Thinking back to his own early days in medicine he said that when he applied to join NHS Highland there were 10-12 interviews for the post held in the one day, a situation that would rarely happen now.

"We are not quite as attractive a place to come and work as we were," he said.

On the subject of delivering care over such a wide area one audience member wondered why more use couldn't be made of telecare, so that people didn't always have to travel to Inverness for what could be very short appointments.

Mr Kelly said it was a "really important" issue and that it was a "no brainer" that, where travel is necessary for a "routine" appointment, it should be the surgeon that travels, not the patient.

"Regional general hospitals are a tremendous resource for outpatients and limited inpatient services, that can take the pressure off Raigmore," he said. "It makes no sense not to use them more."

All were clear that while there were potentially things NHS Highland could do better, real improvements depended on moves at a national level.

Mr Mountain said he was not naive enough to think a new hospital for the Highlands could be delivered tomorrow but that it was important to start the ball rolling as quickly as possible.

He said at the end of the discussion: "Among the key things I am taking away is the importance of moving people out of hospital when they reach the end of treatment – either home or to the next place where they can be cared for.

"Staffing is also clearly an issue – how do we keep the health staff we have, how do we attract more staff? And that's about facilities – an environment people want to come and work in – but also about wider issues like housing and transport and the need to train nationally.

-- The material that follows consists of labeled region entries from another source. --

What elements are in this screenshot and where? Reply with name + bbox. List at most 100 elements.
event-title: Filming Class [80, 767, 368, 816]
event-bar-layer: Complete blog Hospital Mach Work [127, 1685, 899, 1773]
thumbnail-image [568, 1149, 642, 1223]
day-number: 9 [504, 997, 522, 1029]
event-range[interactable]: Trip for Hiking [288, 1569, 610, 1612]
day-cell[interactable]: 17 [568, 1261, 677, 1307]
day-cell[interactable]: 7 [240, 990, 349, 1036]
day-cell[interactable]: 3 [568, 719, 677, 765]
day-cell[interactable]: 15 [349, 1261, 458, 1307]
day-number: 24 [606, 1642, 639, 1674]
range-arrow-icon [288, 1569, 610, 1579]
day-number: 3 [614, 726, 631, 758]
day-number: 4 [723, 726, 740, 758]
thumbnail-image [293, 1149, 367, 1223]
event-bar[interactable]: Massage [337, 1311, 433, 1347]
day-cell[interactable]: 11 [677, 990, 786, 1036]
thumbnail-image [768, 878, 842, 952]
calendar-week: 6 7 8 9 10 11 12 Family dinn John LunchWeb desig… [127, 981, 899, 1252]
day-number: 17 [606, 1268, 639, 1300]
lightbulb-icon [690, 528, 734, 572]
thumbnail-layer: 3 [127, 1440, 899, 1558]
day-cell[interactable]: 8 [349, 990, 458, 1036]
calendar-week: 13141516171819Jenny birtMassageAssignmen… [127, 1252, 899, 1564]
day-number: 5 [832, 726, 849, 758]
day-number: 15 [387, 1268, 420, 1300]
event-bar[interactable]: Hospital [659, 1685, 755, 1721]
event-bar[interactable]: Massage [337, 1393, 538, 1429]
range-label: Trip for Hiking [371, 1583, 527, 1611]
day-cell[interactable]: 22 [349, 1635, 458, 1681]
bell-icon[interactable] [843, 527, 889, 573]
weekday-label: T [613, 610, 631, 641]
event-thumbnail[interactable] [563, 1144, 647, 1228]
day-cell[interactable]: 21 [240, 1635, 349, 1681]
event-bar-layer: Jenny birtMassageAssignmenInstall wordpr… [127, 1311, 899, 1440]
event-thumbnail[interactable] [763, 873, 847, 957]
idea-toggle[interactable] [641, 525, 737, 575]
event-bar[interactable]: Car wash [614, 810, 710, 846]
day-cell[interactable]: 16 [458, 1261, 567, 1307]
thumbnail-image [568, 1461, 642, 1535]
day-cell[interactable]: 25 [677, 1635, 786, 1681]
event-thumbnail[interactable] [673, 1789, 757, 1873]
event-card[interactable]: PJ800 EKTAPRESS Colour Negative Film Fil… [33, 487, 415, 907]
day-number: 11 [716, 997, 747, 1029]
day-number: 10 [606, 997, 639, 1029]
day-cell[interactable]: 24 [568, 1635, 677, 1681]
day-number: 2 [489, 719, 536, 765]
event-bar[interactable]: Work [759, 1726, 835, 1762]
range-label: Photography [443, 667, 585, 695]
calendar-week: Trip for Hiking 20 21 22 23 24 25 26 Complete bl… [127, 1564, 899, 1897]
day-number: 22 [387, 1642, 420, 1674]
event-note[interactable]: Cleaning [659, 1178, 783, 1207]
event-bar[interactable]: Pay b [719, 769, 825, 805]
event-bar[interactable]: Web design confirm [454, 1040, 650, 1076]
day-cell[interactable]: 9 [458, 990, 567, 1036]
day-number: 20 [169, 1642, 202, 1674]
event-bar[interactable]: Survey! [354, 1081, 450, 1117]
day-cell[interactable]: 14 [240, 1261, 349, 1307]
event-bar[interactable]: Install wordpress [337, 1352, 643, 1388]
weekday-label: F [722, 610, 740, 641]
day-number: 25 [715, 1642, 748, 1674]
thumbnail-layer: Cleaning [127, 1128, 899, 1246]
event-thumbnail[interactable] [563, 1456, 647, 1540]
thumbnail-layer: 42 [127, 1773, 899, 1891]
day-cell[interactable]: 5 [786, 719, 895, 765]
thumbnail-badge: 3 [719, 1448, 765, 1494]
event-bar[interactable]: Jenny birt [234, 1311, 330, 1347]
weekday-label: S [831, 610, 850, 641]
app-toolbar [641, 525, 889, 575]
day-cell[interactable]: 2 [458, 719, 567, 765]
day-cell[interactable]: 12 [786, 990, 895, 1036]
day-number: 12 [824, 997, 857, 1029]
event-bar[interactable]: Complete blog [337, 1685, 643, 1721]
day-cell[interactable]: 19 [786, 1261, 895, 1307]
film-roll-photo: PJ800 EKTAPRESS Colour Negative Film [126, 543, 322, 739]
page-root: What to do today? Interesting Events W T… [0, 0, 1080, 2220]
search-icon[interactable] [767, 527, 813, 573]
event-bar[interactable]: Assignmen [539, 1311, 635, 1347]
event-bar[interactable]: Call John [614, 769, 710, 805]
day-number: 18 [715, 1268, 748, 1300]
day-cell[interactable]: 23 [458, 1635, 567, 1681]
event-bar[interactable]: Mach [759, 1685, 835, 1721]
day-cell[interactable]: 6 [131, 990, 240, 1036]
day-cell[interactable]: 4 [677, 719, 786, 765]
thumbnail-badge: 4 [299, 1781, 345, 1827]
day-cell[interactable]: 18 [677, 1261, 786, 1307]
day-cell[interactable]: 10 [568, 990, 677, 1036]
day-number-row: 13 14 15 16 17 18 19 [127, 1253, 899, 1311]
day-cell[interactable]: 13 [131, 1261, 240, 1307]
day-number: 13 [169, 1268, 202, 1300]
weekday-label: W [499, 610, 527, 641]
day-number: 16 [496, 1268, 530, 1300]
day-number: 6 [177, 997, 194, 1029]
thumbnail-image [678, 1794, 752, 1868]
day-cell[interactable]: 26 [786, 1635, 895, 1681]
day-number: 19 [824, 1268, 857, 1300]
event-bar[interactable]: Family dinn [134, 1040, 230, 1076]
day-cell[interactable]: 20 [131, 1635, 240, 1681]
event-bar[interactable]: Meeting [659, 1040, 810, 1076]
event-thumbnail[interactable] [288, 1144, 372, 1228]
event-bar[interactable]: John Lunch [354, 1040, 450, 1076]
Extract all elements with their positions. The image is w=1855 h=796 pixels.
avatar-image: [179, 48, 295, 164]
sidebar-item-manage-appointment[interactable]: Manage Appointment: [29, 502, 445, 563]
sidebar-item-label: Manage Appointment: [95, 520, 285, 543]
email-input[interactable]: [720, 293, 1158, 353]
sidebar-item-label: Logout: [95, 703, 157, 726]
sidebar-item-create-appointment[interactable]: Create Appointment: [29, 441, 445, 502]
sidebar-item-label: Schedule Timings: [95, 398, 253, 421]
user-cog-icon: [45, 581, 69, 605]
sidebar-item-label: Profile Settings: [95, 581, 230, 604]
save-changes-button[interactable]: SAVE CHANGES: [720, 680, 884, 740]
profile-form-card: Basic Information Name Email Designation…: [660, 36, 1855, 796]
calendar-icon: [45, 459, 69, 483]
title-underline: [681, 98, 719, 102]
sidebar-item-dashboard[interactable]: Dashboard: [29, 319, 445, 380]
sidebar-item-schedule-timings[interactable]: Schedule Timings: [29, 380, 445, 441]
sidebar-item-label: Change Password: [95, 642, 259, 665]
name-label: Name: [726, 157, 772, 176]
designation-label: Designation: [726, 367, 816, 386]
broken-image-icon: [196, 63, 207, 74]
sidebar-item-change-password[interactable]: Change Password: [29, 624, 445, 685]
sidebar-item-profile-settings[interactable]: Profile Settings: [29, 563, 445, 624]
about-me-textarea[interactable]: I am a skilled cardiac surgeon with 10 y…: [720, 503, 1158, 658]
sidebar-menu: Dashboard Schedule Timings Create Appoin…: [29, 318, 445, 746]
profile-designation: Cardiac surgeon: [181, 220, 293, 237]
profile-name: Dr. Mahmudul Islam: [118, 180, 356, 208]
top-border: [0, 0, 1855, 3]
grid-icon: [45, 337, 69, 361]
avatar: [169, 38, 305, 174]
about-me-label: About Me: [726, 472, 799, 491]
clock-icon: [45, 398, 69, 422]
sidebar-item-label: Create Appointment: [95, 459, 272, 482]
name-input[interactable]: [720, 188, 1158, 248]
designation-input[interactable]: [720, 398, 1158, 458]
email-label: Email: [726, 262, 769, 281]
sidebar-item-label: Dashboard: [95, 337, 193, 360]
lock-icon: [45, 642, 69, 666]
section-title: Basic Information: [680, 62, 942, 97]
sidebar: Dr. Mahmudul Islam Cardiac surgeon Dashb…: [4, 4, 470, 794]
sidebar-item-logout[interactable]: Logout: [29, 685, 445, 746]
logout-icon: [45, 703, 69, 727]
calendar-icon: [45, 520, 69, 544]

"More importantly, though, the need to train locally, which will get people to stay locally."

Speaking about the new National Treatment Centre established at Invernss Campus as a way of "fast tracking" a number of treatment services he said he found it the "most impressive place I have been as far as hospitals go".

"The National Treatment Centre is absolutely superb – the amount of work that has gone into it, the amount of care that gone into its design, and I think we deserve that in the Highlands," he said.

"Can we build it in Raigmore? No.

"We need to find a new site and build a new hospital – and make it a training hospital that will get us the staff we need to make the health service work."